The U.S. Department of the Interior said oil and gas companies should pay more to extract fossil fuels from federal lands and waters, like the million acres that could be up for bid soon in Cook Inlet.
It’s one of several recommendations the department made in a report released over the holiday weekend. And it’s drawing ire from both sides of the aisle.
Liz Mering, advocacy director of Homer environmental nonprofit Cook Inletkeeper, said it’s about time the federal government updates its century-old leasing policies.
“The big hole in this is that it doesn’t talk about climate change at all,” she said. “And so it talks about finances. And if this was even 20 or 30 years ago, maybe it would have been appropriate to just make them pay us back. But it doesn’t account for the real damage climate change is doing.”
In January, the Biden Administration said it would review its process of selling tracts for oil and gas development when it hit pause on the lease sale in Cook Inlet, citing concerns about climate change.
The new 18-page report, published months later, is the product of that review.
The biggest takeaway: The feds should raise their royalty rate. That’s the percentage of revenue that oil and gas producers have to pay the government based on the amount of fuel they get out of the ground on any slice of federal land or on the ocean floor. The report said increasing what the companies are paying will create fairer returns for taxpayers.
Right now, the federal royalty rate is a minimum 12.5 percent for offshore leases. And that hasn’t changed in decades. The money is divided between the feds and the state.
The Interior’s report does not suggest new royalty rates.
The report also recommends raising bond rates, which it said will better ensure companies properly clean up their abandoned wells. Another suggestion is that companies meet historical environmental and safety standards before they purchase leases.
While Mering, with Inletkeeper, said the report doesn’t do enough, industry advocates say it’s too strict.
Kara Moriarty, head of the Alaska Oil and Gas Association, said the industry is already struggling to rebound from the pandemic, and increasing royalty rates would be a serious blow. She said the recommendations all but ban offshore drilling.
“It’s just disheartening that they took 10 months to say what I think we expected them to say in the first place,” she said.
U.S. Sen. Lisa Murkowski had a similar take.
“This report is exactly what we thought it would be: a series of preordained conclusions that are designed to end federal oil and gas production,” she said Monday. “President Biden campaigned on that, and his administration is now advancing what amounts to a death-by-a-thousand-cuts strategy to achieve it.”

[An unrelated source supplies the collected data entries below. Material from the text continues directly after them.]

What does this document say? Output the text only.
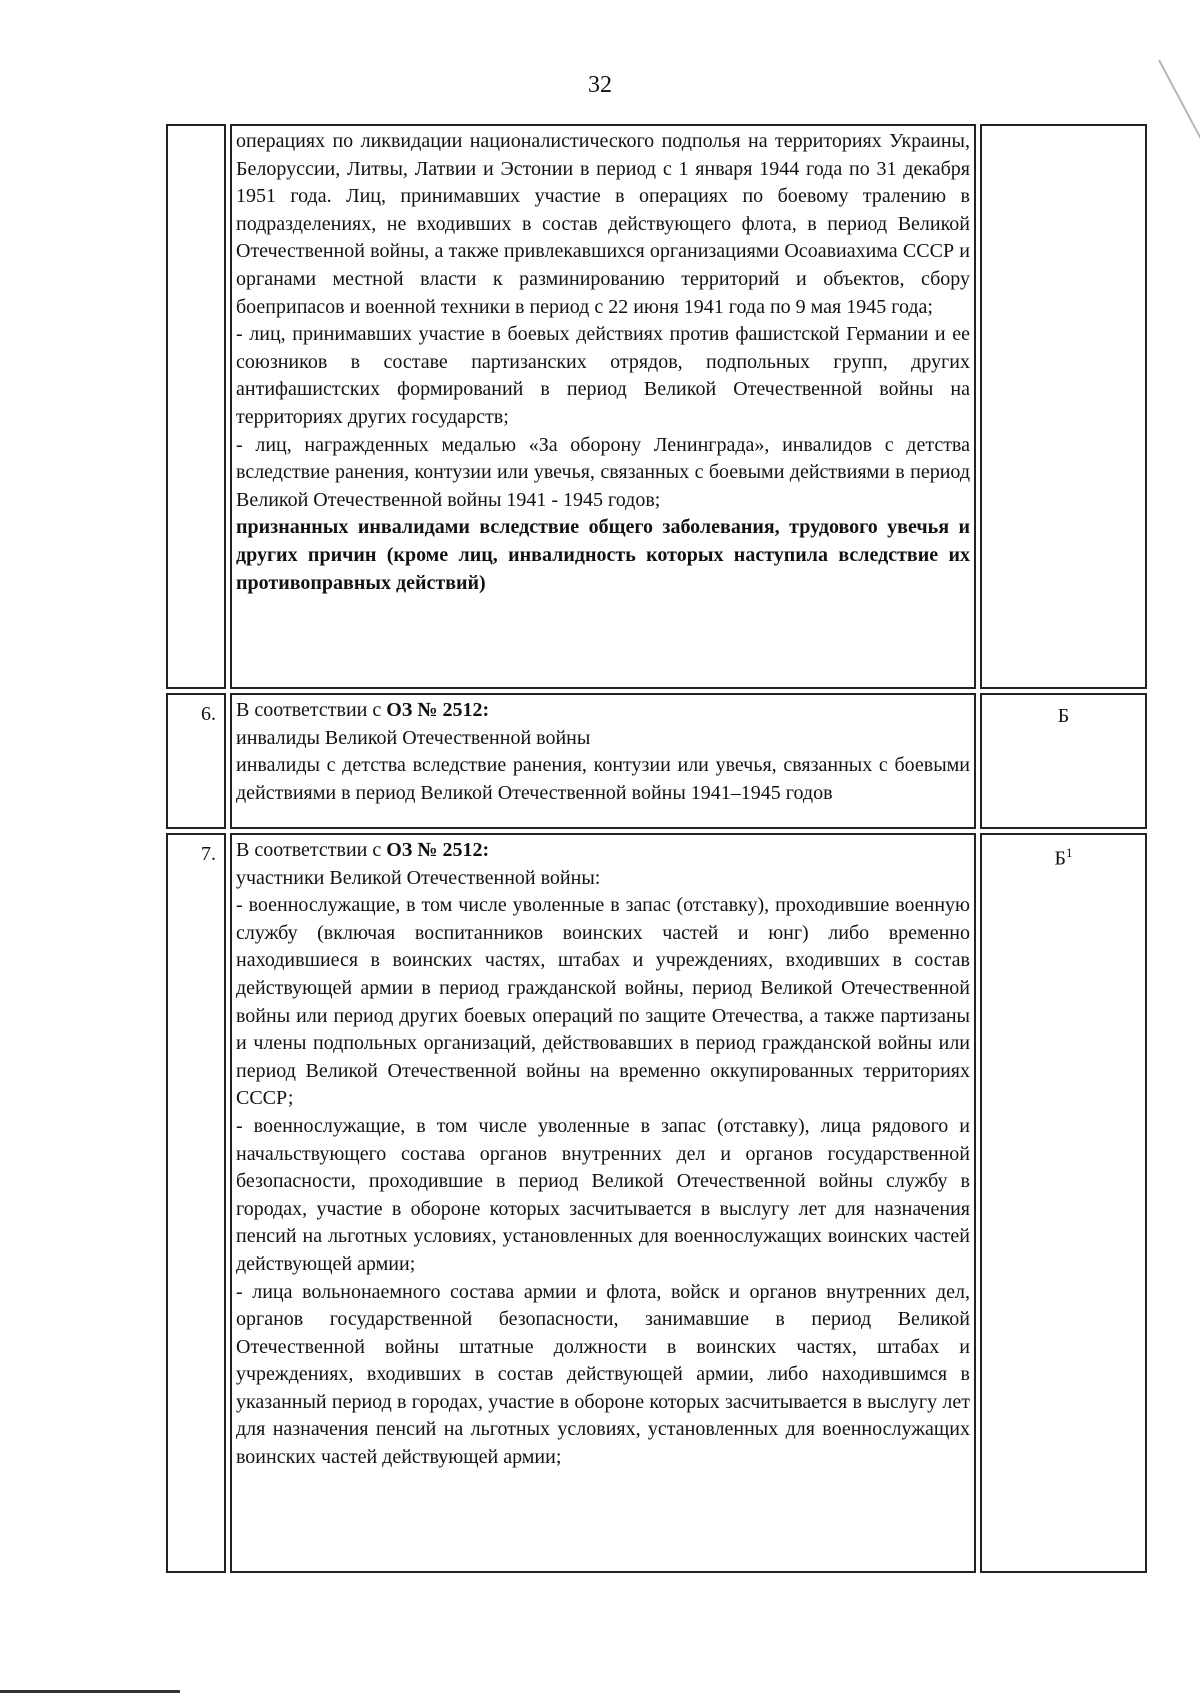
32

операциях по ликвидации националистического подполья на территориях Украины, Белоруссии, Литвы, Латвии и Эстонии в период с 1 января 1944 года по 31 декабря 1951 года. Лиц, принимавших участие в операциях по боевому тралению в подразделениях, не входивших в состав действующего флота, в период Великой Отечественной войны, а также привлекавшихся организациями Осоавиахима СССР и органами местной власти к разминированию территорий и объектов, сбору боеприпасов и военной техники в период с 22 июня 1941 года по 9 мая 1945 года;

- лиц, принимавших участие в боевых действиях против фашистской Германии и ее союзников в составе партизанских отрядов, подпольных групп, других антифашистских формирований в период Великой Отечественной войны на территориях других государств;

- лиц, награжденных медалью «За оборону Ленинграда», инвалидов с детства вследствие ранения, контузии или увечья, связанных с боевыми действиями в период Великой Отечественной войны 1941 - 1945 годов;

признанных инвалидами вследствие общего заболевания, трудового увечья и других причин (кроме лиц, инвалидность которых наступила вследствие их противоправных действий)

6.	В соответствии с ОЗ № 2512:

инвалиды Великой Отечественной войны

инвалиды с детства вследствие ранения, контузии или увечья, связанных с боевыми действиями в период Великой Отечественной войны 1941–1945 годов

Б
7.	В соответствии с ОЗ № 2512:

участники Великой Отечественной войны:

- военнослужащие, в том числе уволенные в запас (отставку), проходившие военную службу (включая воспитанников воинских частей и юнг) либо временно находившиеся в воинских частях, штабах и учреждениях, входивших в состав действующей армии в период гражданской войны, период Великой Отечественной войны или период других боевых операций по защите Отечества, а также партизаны и члены подпольных организаций, действовавших в период гражданской войны или период Великой Отечественной войны на временно оккупированных территориях СССР;

- военнослужащие, в том числе уволенные в запас (отставку), лица рядового и начальствующего состава органов внутренних дел и органов государственной безопасности, проходившие в период Великой Отечественной войны службу в городах, участие в обороне которых засчитывается в выслугу лет для назначения пенсий на льготных условиях, установленных для военнослужащих воинских частей действующей армии;

- лица вольнонаемного состава армии и флота, войск и органов внутренних дел, органов государственной безопасности, занимавшие в период Великой Отечественной войны штатные должности в воинских частях, штабах и учреждениях, входивших в состав действующей армии, либо находившимся в указанный период в городах, участие в обороне которых засчитывается в выслугу лет для назначения пенсий на льготных условиях, установленных для военнослужащих воинских частей действующей армии;

$Б^1$
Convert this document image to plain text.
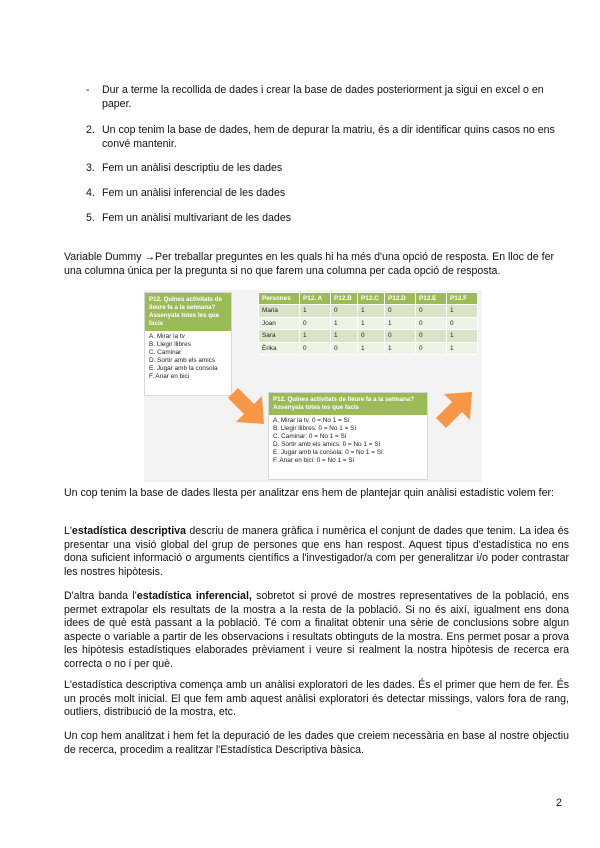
-	Dur a terme la recollida de dades i crear la base de dades posteriorment ja sigui en excel o en paper.
2. Un cop tenim la base de dades, hem de depurar la matriu, és a dir identificar quins casos no ens convé mantenir.
3. Fem un anàlisi descriptiu de les dades
4. Fem un anàlisi inferencial de les dades
5. Fem un anàlisi multivariant de les dades
Variable Dummy →Per treballar preguntes en les quals hi ha més d'una opció de resposta. En lloc de fer una columna única per la pregunta si no que farem una columna per cada opció de resposta.
P12. Quines activitats de lleure fa a la setmana? Assenyala totes les que facis
A. Mirar la tv
B. Llegir llibres
C. Caminar
D. Sortir amb els amics
E. Jugar amb la consola
F. Anar en bici
Persones	P12. A	P12.B	P12.C	P12.D	P12.E	P12.F
Maria	1	0	1	0	0	1
Joan	0	1	1	1	0	0
Sara	1	1	0	0	0	1
Èrika	0	0	1	1	0	1
P12. Quines activitats de lleure fa a la setmana? Assenyala totes les que facis
A. Mirar la tv. 0 = No 1 = Sí
B. Llegir llibres: 0 = No 1 = Sí
C. Caminar: 0 = No 1 = Sí
D. Sortir amb els amics: 0 = No 1 = Sí
E. Jugar amb la consola: 0 = No 1 = Sí
F. Anar en bici: 0 = No 1 = Sí
Un cop tenim la base de dades llesta per analitzar ens hem de plantejar quin anàlisi estadístic volem fer:
L'estadística descriptiva descriu de manera gràfica i numèrica el conjunt de dades que tenim. La idea és presentar una visió global del grup de persones que ens han respost. Aquest tipus d'estadística no ens dona suficient informació o arguments científics a l'investigador/a com per generalitzar i/o poder contrastar les nostres hipòtesis.
D'altra banda l'estadística inferencial, sobretot si prové de mostres representatives de la població, ens permet extrapolar els resultats de la mostra a la resta de la població. Si no és així, igualment ens dona idees de què està passant a la població. Té com a finalitat obtenir una sèrie de conclusions sobre algun aspecte o variable a partir de les observacions i resultats obtinguts de la mostra. Ens permet posar a prova les hipòtesis estadístiques elaborades prèviament i veure si realment la nostra hipòtesis de recerca era correcta o no i per què.
L'estadística descriptiva comença amb un anàlisi exploratori de les dades. És el primer que hem de fer. És un procés molt inicial. El que fem amb aquest anàlisi exploratori és detectar missings, valors fora de rang, outliers, distribució de la mostra, etc.
Un cop hem analitzat i hem fet la depuració de les dades que creiem necessària en base al nostre objectiu de recerca, procedim a realitzar l'Estadística Descriptiva bàsica.
2
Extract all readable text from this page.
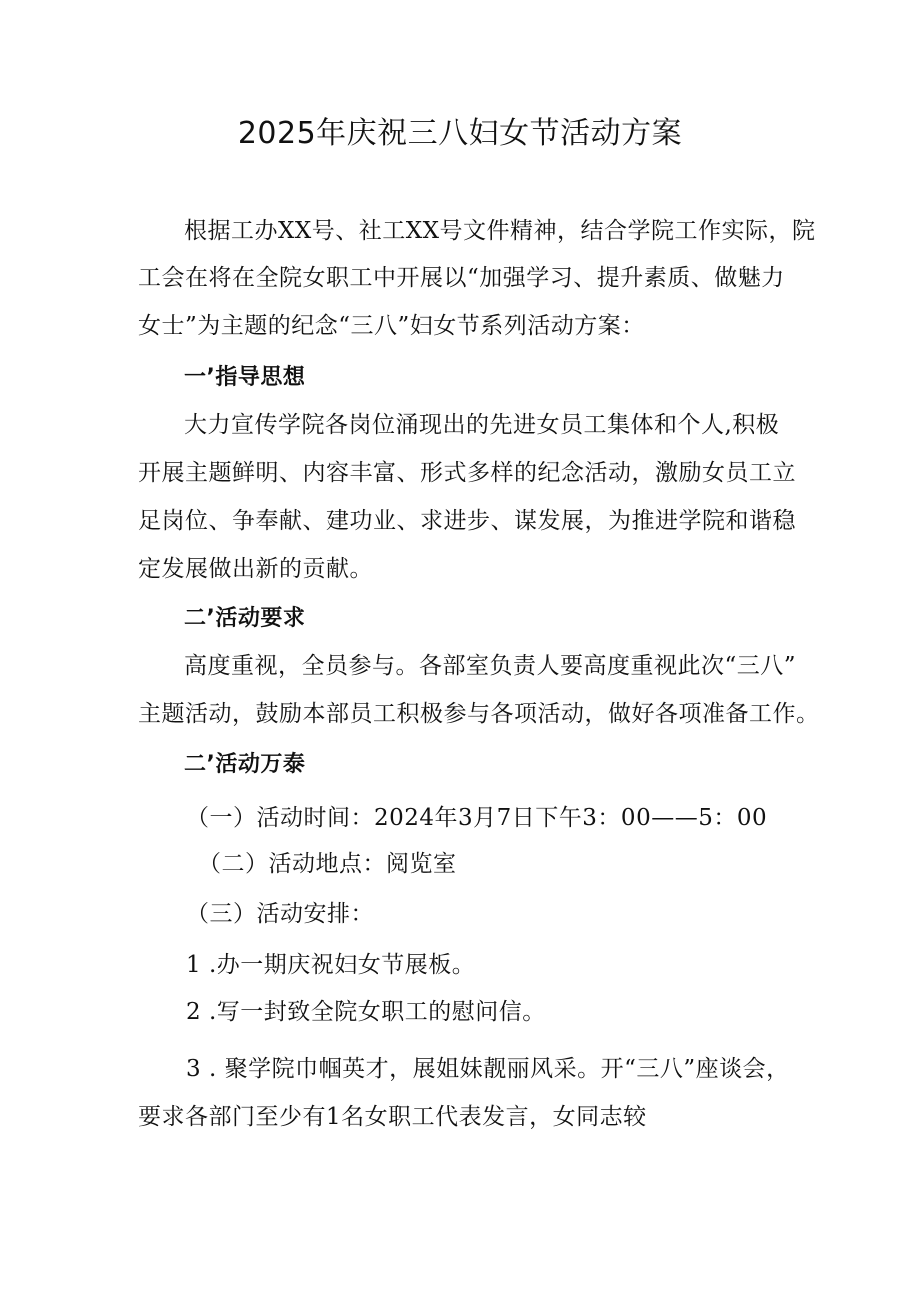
2025年庆祝三八妇女节活动方案
根据工办XX号、社工XX号文件精神，结合学院工作实际，院
工会在将在全院女职工中开展以“加强学习、提升素质、做魅力
女士”为主题的纪念“三八”妇女节系列活动方案：
一’指导思想
大力宣传学院各岗位涌现出的先进女员工集体和个人,积极
开展主题鲜明、内容丰富、形式多样的纪念活动，激励女员工立
足岗位、争奉献、建功业、求进步、谋发展，为推进学院和谐稳
定发展做出新的贡献。
二’活动要求
高度重视，全员参与。各部室负责人要高度重视此次“三八”
主题活动，鼓励本部员工积极参与各项活动，做好各项准备工作。
二’活动万泰
（一）活动时间：2024年3月7日下午3：00——5：00
（二）活动地点：阅览室
（三）活动安排：
1 .办一期庆祝妇女节展板。
2 .写一封致全院女职工的慰问信。
3 . 聚学院巾帼英才，展姐妹靓丽风采。开“三八”座谈会，
要求各部门至少有1名女职工代表发言，女同志较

Meanwhile, the federal government is moving toward holding a lease sale in Cook Inlet.
The Department of the Interior tried to pause that sale, and a sale in the Gulf of Mexico, while its review was underway. But it said it was over a barrel after a district court judge ordered the sales to continue, following a lawsuit from Alaska and a dozen other states. Last month’s sale in the Gulf of Mexico was the largest in the country’s history.
It’s unclear how the new report will impact the Cook Inlet sale. The feds haven’t laid out a concrete plan to enact the report’s recommendations.
And some of the recommended reforms overlap with provisions in the large Build Back Better Bill that is making its way through Congress. That bill also would prohibit offshore leasing on both U.S. coasts. Alaska and part of the Gulf of Mexico are not included.
Mering said it’s possible royalty rates will be higher for companies bidding on leases in the Cook Inlet auction, spreading more of the wealth from extraction to taxpayers.
Still, she hopes the Biden administration can stop the sale in Cook Inlet from happening altogether.
“It’s very clear that they do have the ability to cancel the lease sale proposed in Cook Inlet. And so we will still be asking them to do that,” she said.
Moriarty said the oil and gas industry trade group will be making a case of its own.
“For us, it just means we need to double down and to continue to try to communicate the best we can why consistent lease sales are important in both the Cook Inlet and the Beaufort Sea, and why it makes sense to continue to develop our oil and gas resources,” she said.
Even without legal challenges, a sale in Cook Inlet is not guaranteed. The Bureau of Ocean Energy Management canceled lease sales in 2006, 2008 and 2010 in Cook Inlet due to lack of industry interest.